Tackk will be shutting down on 9.30.17 - Export your Tackks

# Does "Up" Defy Physics?

### Can balloons be used to lift a house?

Can balloons be used to lift a house? According to the Disney Pixar movie "Up" they can. For those of you who don't know what "Up" is here is the premise in why Carl made a flying house(I'll try to keep this SPOILER free!):

The movie starts with a young Carl in the movies watching a documentary on his adventurous hero Charles Muntz. In the end of the flick Muntz heads to Paradise Falls. Though this wasn't inspiration enough to go to Paradise Falls, when he meets another adventurous mind in the form of Ellie they decide that they want to move to Paradise Falls. Something happens Ellie and they are unable to go together, but Carl still wants to go! Due to Carl's immense attachment to his house he decides, "I'll just bring my house with!"

And he does it! With some will-power and little physics Carl floats his house to Paradise Falls with balloons. How many balloons does Carl use? How effective would they be?

# How heavy is the house?

Pixar reports to have animated 20,622 for the liftoff scene. Other floating scenes have just 10,297. Let's take 20,622 into rather than the later.

Using a force sensor a 13 party balloons I was able to find the average force that a single party balloon would exert on the house (Special thanks to Mr. Schmitt and Ms. Jacobs and Ms. Science-Over-looker for all the help!)

Total Force = .341N Upward Force of 13 balloons

Average Force = .0262N Upward Force of one balloon

That is a small force. So to do a quick double check use Archimede's Principle to approximately solve for the force.

F=(helium density)(acceleration due to gravity)(volume of a balloon with a radius of 6in)

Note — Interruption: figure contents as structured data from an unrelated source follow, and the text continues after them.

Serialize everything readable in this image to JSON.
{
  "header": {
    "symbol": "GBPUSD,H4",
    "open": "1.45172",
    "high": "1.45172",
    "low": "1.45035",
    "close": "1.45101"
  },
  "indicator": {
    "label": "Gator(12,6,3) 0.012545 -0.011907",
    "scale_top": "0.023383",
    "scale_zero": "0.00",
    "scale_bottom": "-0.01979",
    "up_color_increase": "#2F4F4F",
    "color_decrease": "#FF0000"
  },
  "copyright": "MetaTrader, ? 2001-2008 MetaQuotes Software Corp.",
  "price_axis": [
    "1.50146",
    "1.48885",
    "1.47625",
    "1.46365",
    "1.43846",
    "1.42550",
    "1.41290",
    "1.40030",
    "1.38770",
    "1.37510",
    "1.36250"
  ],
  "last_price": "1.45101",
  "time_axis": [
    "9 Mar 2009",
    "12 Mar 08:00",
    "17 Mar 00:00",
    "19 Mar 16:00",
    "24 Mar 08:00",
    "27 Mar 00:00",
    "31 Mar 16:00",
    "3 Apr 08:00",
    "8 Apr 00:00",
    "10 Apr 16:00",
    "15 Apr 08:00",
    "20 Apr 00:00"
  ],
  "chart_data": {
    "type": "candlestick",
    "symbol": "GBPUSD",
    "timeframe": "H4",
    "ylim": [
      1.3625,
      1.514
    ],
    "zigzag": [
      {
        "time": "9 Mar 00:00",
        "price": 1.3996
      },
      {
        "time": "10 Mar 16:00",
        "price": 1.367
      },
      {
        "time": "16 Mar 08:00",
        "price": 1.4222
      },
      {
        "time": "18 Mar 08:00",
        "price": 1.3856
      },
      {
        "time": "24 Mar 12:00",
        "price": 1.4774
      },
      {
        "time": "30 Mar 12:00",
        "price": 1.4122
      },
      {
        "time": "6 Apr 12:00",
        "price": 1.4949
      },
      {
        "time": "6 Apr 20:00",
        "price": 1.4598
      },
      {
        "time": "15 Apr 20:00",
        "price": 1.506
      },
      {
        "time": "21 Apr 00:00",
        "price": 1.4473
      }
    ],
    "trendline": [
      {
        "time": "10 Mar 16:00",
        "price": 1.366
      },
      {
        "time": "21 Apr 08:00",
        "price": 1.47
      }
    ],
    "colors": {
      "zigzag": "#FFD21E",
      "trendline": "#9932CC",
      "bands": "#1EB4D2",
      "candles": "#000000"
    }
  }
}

F = .1785(kg/m^3) * 9.8(m/s^2)*.01483(m^3)

F =.0259N

To put this into perspective it would take 20,000+ balloons to lift Mrs. Jacobs!

F=ma

With the average mass of a house being from 80,000lbs-160,000lbs, the force needed to lift a smaller house would more than 355,858N = 13.6 million party balloons. On the high end it would need to be more than 711715.4592N =  27.2 million party balloons!

# How many balloons would it take on another planet?

By substituting the force that I found a single balloon to exert back into  Archimedes' Equation I was able to fine the average volume of these balloons: .0150m^3 = V

The tricky thing with this is due to the gravity change there will be a different weight of the house, therefor a different force needed to lift the house. Also, the atmospheric density is different. All this considered here are the result to Venus and Mars!

### Mars

The gravity on Mars is 3.711m/s^2

The atmospheric density of  .0155kg/m^3

RED FLAG! HALT! No matter how many balloons you use on Mars it would be impossible to lift the house through the air. Even though the house will be much lighter than on earth the air density on Mars is so low that the balloons would actually sink!

### Venus

Gravity of Venus is 8.87m/s^2

Atmospheric density is 65kg/m^3

Now here is a perfect example of a planet that is ideal for helium balloon travel. With the crazy rise in atmospheric density the amount of buoyant force that each balloon exerts jumps from .0262N to 8.61N.

The force that Venus exerts on the house would be ranging from 322.088N to 644,175N.

Only 37,409 balloons to 74,818 balloons would be needed!

### WAS "UP" ON VENUS?

Of course these are merely models though. And these models are far from complete. There are a few open ended questions, though, that I would like to keep you pondering:

Where did the balloons come from anyway?!

How would the hotter temperature of Venus affect the balloons?

How high would the balloons travel before coming to a rest or bursting?

How does the gravity affect the net force between the house and the balloons?

### Work Cited

"Gases - Densities." Gases - Densities. N.p., n.d. Web. 16 Dec. 2014.

":: NASA Quest Aerospace ::." :: NASA Quest Aerospace ::. N.p., n.d. Web. 15 Dec. 2014.

Rastogi, Nina. "How Many Balloons Would It Take to Lift a House like the One in Pixar's Up?" N.p., n.d. Web. 16 Dec. 2014.